The incidents helped shatter the illusion, reinforced by decades of steadily improving internet speed and reliability, that everyday consumers can rely on online services to be available without fail.
In the old days, online video meant watching “a low-resolution video for five minutes,” said Robert Blumofe, executive vice president and chief technology officer at Akamai Technologies. Akamai sells security services and edge computing capabilities, a type of distributed technology that doesn’t rely so much on centralized data centers.
“Now there’s a very strong expectation that you can watch an entire movie in high resolution,” Blumofe said. “There is a recency bias. We remember the immediate and the now more than we remember how things were in the past’, when there were frequent disturbances.
In other words, some Americans who enjoy reliable Internet access may have gotten a little spoiled.
Computer science and security experts said the disruptions don’t really question the fundamental design of the Internet. One of the rationales was that a distributed system usually continue to function even if a piece goes down.

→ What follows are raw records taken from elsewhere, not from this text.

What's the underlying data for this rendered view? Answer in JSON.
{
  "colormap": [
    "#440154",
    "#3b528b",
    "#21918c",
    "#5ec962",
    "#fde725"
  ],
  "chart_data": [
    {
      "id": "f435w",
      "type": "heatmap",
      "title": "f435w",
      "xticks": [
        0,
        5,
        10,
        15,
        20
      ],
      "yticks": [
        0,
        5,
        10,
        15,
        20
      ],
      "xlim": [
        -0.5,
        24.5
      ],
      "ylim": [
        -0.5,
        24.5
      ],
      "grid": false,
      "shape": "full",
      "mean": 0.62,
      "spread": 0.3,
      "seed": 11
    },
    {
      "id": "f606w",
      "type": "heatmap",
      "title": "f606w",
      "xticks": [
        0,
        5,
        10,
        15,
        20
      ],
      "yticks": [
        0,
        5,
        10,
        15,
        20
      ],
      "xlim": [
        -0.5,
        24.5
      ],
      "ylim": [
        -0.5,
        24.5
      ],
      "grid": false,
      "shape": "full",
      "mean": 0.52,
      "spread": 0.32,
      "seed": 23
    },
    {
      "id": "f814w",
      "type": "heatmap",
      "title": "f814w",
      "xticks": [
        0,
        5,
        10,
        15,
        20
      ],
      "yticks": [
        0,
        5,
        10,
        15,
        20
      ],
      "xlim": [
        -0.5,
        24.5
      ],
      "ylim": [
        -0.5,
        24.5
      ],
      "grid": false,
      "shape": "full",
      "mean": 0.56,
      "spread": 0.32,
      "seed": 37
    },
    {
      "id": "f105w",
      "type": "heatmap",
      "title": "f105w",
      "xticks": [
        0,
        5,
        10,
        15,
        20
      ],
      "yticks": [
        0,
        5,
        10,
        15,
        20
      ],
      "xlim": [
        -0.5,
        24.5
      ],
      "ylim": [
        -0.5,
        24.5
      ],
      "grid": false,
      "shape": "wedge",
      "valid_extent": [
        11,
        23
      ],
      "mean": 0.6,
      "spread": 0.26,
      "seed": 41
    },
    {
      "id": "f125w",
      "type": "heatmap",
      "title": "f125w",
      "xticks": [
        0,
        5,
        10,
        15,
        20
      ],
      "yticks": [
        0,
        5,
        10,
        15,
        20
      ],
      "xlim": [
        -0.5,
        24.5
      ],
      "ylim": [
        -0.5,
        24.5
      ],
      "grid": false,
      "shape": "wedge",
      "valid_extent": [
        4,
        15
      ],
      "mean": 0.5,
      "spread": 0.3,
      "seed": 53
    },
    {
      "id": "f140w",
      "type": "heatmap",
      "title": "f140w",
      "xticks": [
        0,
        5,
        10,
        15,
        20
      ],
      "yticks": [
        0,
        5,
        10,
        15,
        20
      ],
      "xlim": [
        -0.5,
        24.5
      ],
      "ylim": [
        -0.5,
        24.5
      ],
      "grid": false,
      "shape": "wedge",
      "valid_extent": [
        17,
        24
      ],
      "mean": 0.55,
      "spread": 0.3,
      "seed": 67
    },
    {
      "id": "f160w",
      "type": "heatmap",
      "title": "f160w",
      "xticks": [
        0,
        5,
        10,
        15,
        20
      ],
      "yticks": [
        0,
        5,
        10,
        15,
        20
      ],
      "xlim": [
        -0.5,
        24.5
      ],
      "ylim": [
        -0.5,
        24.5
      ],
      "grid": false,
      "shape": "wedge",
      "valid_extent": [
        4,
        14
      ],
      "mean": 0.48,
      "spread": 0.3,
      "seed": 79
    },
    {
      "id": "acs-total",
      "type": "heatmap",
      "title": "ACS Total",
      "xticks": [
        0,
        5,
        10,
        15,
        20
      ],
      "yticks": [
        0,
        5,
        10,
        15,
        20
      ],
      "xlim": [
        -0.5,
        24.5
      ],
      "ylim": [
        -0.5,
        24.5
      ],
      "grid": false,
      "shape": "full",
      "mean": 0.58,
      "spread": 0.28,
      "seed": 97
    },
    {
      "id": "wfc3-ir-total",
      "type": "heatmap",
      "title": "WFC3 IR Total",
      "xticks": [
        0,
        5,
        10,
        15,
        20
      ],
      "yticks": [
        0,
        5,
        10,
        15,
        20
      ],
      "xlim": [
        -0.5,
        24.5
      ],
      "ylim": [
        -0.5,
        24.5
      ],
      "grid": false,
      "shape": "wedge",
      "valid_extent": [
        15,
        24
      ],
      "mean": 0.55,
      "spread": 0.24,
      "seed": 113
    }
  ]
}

But they said the problems are rooted in the uneven development of the Internet, as certain data centers are more important than others; cloud companies from Amazon, Google and Microsoft concentrate more power; and cloud services business customers don’t always want to pay extra for backup systems and employees.

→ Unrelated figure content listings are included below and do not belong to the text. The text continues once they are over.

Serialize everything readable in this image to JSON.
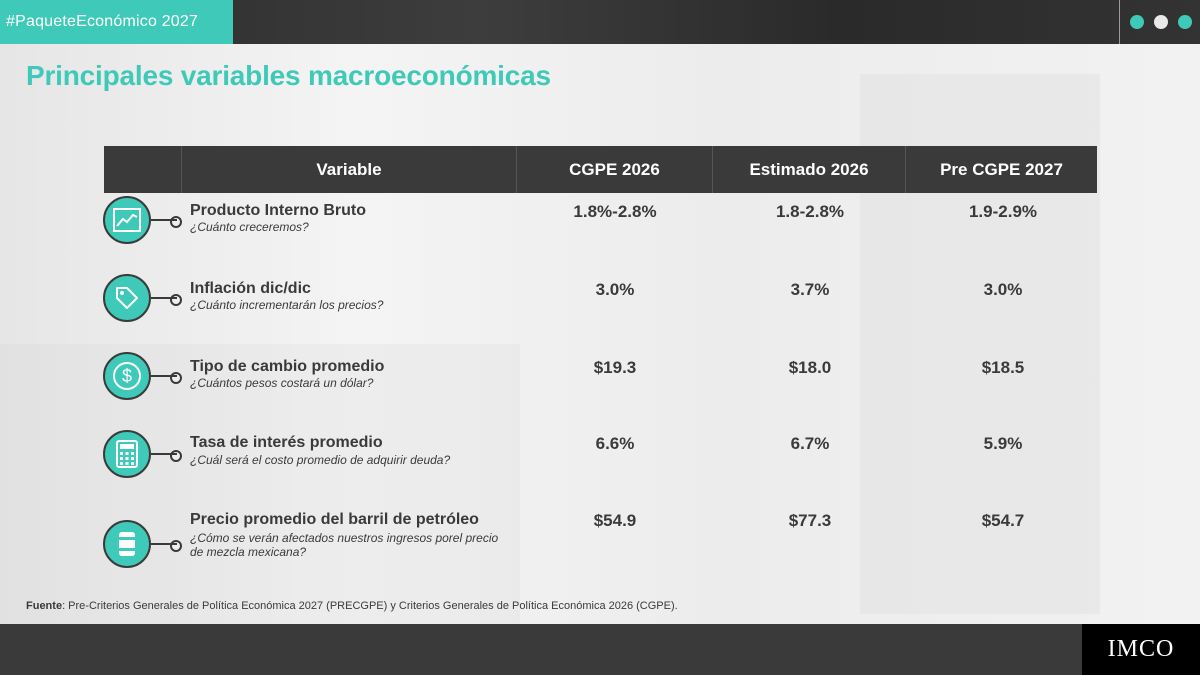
{
  "header": {
    "hashtag": "#PaqueteEconómico 2027",
    "accent_color": "#3fc9b8",
    "dark_color": "#3a3a3a"
  },
  "title": "Principales variables macroeconómicas",
  "table": {
    "columns": [
      "Variable",
      "CGPE 2026",
      "Estimado 2026",
      "Pre CGPE 2027"
    ],
    "rows": [
      {
        "name": "Producto Interno Bruto",
        "question": "¿Cuánto creceremos?",
        "icon": "growth-chart-icon",
        "values": [
          "1.8%-2.8%",
          "1.8-2.8%",
          "1.9-2.9%"
        ]
      },
      {
        "name": "Inflación dic/dic",
        "question": "¿Cuánto incrementarán los precios?",
        "icon": "price-tag-icon",
        "values": [
          "3.0%",
          "3.7%",
          "3.0%"
        ]
      },
      {
        "name": "Tipo de cambio promedio",
        "question": "¿Cuántos pesos costará un dólar?",
        "icon": "dollar-sign-icon",
        "values": [
          "$19.3",
          "$18.0",
          "$18.5"
        ]
      },
      {
        "name": "Tasa de interés promedio",
        "question": "¿Cuál será el costo promedio de adquirir deuda?",
        "icon": "calculator-icon",
        "values": [
          "6.6%",
          "6.7%",
          "5.9%"
        ]
      },
      {
        "name": "Precio promedio del barril de petróleo",
        "question": "¿Cómo se verán afectados nuestros ingresos porel precio de mezcla mexicana?",
        "icon": "oil-barrel-icon",
        "values": [
          "$54.9",
          "$77.3",
          "$54.7"
        ]
      }
    ]
  },
  "source": {
    "label": "Fuente",
    "text": ": Pre-Criterios Generales de Política Económica 2027 (PRECGPE) y Criterios Generales de Política Económica 2026 (CGPE)."
  },
  "footer": {
    "logo": "IMCO"
  }
}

Sean O’Brien, a cybersecurity lecturer at Yale Law School, said the power outages cast doubt on the wisdom of relying so much on large data centers.

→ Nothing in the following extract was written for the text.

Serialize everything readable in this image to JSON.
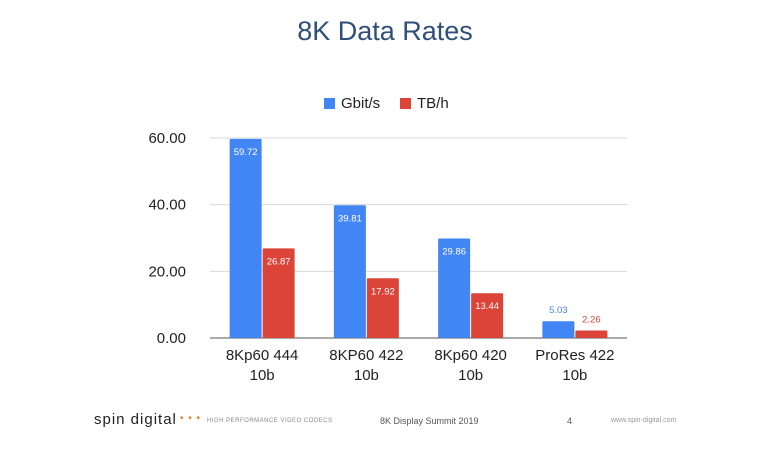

“‘The cloud’ has never been sustainable and is just a euphemism for concentrated network resources managed by a centralized entity,” he said, adding that alternatives such as peer-to-peer technology and edge computing could come into favor. He wrote after last week’s outage that the major cloud providers are “feudal system†
Cloud service providers make money by selling server space to other companies on flexible terms and with specialized expertise, reducing the need for companies to manage their own servers. They rarely fail, but they get attention when they do. An AWS outage in November 2020 affected customers like Apple†
“There are many points of failure whose unavailability or sub-optimal operation would affect the entire global experience of the Internet,” said Vahid Behzadan, an assistant professor of computer science at the University of New Haven.
Some of those failings — like AWS’s “us-east-1” region — have become notorious among tech workers who share their experiences on industry bulletin boards†
“The fact that we’ve had repeated outages in a short period of time is cause for concern,” said Behzadan, noting that US companies placed a high value on the assumption that cloud services are resilient.
He also said that as outages become more frequent or publicly visible, enterprise customers are likely to respond by spending more on backup systems to ensure they are resilient in the event of outages — with contracts with both Google and Amazon, for example. There is now a new industry debate on whether or not to go “multicloud”, CNBC reported:and companies in different sectors spend more on edge computing tools†
“The internet will not disappear anytime soon. But what doesn’t kill the internet makes it stronger,” Behzadan said.
Moore, of Exabeam, said the tightening job market across the country could also impact cloud services and internet reliability, as any increase in customer churn reduces the experience level of the people in charge.
“We are emerging from unprecedented times when people are incredibly stressed and expectations for cloud infrastructure are higher than ever,” he said. “Organizations are catching up.”